Identifying heterogeneity in organelle populations using multiplexed DNA-PAINT super-resolution microscopy.

Abstract

Cells are highly compartmentalized with distinct membrane-bound organelles controlling unique aspects of cellular homeostasis. Despite an abundance of literature highlighting diverse functions of these organelles, they are typically studied as a homogenous group. Fluorescence microscopy often relies on labeling organelle populations via a canonical surface protein marker, but studies in recent years have shown that two canonical markers known to be enriched on a given organelle do not always mark the same organelle populations at the single cell level. Hence, the heterogeneity of cellular organelles in terms of their membrane protein makeup and how that heterogeneity relates to diverse organelle functions is an open question. DNA-PAINT super-resolution microscopy combines high sensitivity and target specificity with high-order multiplexing capabilities, making it perfectly suited for systematic, quantitative studies of organelle heterogeneity. In addition, lysosomes are a great model system as they are typically at or below the diffraction limit (200-300 nm in size) and are important cellular recycling compartments, mediators of metabolic control, and centers for protein sorting and targeting. Using DNA-PAINT imaging of several canonical lysosomal membrane protein markers (LAMP1, LAMP2, CD63, Rab7 and TMEM 192), we investigated the intracellular organization of lysosomal compartments in HeLa cells.
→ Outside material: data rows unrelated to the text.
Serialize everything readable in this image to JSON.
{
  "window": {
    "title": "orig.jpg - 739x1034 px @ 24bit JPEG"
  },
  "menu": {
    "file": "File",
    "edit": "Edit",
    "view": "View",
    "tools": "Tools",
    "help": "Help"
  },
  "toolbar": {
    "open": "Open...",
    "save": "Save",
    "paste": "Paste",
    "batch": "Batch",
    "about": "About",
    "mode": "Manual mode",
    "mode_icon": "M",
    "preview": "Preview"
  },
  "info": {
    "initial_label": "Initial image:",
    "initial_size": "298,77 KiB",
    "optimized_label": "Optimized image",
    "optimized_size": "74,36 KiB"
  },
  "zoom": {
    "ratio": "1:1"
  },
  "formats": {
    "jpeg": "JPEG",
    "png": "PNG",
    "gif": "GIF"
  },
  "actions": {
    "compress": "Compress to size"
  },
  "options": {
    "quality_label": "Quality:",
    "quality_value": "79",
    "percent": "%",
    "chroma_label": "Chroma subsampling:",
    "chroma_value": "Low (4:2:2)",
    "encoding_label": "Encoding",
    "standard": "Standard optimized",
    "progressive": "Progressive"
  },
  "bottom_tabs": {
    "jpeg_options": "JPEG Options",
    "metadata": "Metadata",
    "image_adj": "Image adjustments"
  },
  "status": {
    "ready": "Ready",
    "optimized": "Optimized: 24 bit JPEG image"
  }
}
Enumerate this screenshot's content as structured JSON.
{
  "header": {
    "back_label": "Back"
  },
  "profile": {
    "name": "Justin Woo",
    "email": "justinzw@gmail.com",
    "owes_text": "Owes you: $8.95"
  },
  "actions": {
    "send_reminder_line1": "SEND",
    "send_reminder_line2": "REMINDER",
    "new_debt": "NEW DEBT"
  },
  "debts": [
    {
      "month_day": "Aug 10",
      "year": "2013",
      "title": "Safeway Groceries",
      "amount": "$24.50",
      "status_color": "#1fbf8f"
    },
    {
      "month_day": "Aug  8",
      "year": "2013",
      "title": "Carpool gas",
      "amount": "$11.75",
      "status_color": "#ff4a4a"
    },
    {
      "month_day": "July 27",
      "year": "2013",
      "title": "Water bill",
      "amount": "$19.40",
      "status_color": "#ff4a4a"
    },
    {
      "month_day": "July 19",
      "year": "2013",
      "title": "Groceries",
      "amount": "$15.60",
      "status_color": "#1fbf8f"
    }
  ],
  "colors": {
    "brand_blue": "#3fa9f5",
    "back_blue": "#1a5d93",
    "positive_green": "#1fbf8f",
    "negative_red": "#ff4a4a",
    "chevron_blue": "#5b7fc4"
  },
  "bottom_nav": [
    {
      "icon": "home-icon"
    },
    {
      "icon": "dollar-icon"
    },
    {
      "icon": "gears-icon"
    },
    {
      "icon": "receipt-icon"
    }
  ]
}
These experiments identified distinct sub-populations of lysosomes enriched with subsets of these proteins. Most strikingly, only 8% of LAMP1 positive organelles are also positive for LAMP2. This heterogeneity will inform the future study of distinct subpopulations of lysosomes, focused on linking them to discrete cellular functions. Furthermore, this study can serve as a model for identification of functionally distinct subpopulations of other organelles.